Mother knows best

Quinlan

Right the First Time!
MBTI
ISFP
Researchers from Royal Holloway, University of London have found that pregnant and postnatal women, while wanting to do the best for their baby, do not follow medical advice without question and are more likely to adopt practices their mothers and grandmothers carried out during their pregnancies.

http://www.sciencedaily.com/releases/2010/05/100514075155.htm

This is evolution at work, listening to your mother is a successful strategy because obviously you survived therefore so will your children if you do the same.
 
What about mothers who don't want children or teenage mothers? Is it truly the best policy to follow such an example? Is it possible that one must reach a certain level of maturity before being capable of being a successful mother?
 
http://www.sciencedaily.com/releases/2010/05/100514075155.htm

This is evolution at work, listening to your mother is a successful strategy because obviously you survived therefore so will your children if you do the same.

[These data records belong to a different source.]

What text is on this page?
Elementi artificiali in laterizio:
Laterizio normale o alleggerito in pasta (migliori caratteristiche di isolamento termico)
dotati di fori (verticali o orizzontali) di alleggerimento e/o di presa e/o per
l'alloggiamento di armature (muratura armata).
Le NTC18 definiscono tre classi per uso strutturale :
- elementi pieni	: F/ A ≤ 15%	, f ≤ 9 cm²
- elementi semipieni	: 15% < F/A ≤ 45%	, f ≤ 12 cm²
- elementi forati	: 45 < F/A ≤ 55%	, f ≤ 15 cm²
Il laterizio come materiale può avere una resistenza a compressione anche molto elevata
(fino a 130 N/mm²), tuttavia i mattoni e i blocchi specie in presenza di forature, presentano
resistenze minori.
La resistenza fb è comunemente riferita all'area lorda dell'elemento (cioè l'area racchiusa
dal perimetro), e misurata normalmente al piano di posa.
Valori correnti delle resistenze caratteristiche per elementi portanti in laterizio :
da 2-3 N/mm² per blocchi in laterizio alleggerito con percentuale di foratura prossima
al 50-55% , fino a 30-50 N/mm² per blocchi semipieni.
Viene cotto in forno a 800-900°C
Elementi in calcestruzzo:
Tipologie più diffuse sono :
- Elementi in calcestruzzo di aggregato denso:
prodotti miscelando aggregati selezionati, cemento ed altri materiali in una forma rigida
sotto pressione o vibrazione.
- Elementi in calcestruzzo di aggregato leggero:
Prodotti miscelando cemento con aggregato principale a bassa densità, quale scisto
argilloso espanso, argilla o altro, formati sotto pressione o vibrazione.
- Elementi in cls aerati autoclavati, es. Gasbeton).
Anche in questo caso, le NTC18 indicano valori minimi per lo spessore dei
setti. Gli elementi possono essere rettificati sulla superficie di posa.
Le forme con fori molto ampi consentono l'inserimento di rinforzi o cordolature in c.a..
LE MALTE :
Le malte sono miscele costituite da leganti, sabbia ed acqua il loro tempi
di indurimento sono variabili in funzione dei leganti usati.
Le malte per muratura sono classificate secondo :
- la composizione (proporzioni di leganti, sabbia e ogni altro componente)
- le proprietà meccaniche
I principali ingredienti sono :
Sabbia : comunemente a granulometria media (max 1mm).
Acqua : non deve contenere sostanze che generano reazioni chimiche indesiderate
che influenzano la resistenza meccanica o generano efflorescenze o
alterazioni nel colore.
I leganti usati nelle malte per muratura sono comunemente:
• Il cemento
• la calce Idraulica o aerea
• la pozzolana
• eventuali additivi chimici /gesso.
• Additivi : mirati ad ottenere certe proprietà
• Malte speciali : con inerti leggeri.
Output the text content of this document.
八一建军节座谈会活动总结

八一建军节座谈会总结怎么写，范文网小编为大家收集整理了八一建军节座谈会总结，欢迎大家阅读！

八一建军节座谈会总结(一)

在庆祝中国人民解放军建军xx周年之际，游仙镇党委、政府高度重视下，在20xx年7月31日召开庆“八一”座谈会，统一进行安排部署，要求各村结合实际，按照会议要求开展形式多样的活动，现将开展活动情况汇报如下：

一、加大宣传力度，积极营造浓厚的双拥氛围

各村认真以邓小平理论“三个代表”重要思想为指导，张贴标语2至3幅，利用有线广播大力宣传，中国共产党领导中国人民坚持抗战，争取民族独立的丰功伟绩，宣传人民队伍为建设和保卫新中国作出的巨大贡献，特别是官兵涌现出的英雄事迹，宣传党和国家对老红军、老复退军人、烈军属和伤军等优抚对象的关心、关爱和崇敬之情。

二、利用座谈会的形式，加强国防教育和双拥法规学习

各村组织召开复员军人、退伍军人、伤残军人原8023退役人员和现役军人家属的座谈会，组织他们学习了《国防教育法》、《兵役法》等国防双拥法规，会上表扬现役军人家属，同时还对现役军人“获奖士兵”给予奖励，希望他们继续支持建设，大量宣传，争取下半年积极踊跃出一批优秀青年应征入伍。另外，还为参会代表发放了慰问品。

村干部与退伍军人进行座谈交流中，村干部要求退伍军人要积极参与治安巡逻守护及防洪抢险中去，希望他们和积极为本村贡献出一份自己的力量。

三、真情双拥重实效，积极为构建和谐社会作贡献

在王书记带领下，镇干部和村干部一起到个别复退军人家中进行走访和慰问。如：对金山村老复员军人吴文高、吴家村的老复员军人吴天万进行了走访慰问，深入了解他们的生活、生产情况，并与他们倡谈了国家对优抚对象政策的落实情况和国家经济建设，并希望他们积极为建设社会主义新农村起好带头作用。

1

I'm not really sure about this, to be honest. Just 'surviving' isn't a good parameter of success. The inverse doesn't mean you failed, either. Anecdotally speaking: A elderly woman person I know smoked tobacco and drank everyday, her baby.....somehow came out fine. Her daughter did the same for one baby, and that baby died. That woman decided to listen to all the medical advice she was given and ignore the advice of the woman who birthed her, and she has one living child
 
I'm not really sure about this, to be honest. Just 'surviving' isn't a good parameter of success. The inverse doesn't mean you failed, either. Anecdotally speaking: A elderly woman person I know smoked tobacco and drank everyday, her baby.....somehow came out fine. Her daughter did the same for one baby, and that baby died. That woman decided to listen to all the medical advice she was given and ignore the advice of the woman who birthed her, and she has one living child

Sorry I was thinking purely in evolutionary terms where survival is success.

In your example the baby died so the poor advice passed on from the grandmother would end there.
 
Sorry I was thinking purely in evolutionary terms where survival is success.

In your example the baby died so the poor advice passed on from the grandmother would end there.

Which would be the evolutionary process cutting out something that isn't providing the best survival rate. I suppose that makes sense. The same would answer my questions; although humans find interesting ways to survive that don't always benefit us in the long run.
 
Every time mothers follow the advice of so-called "child-rearing experts" the kids end up screwed up it seems.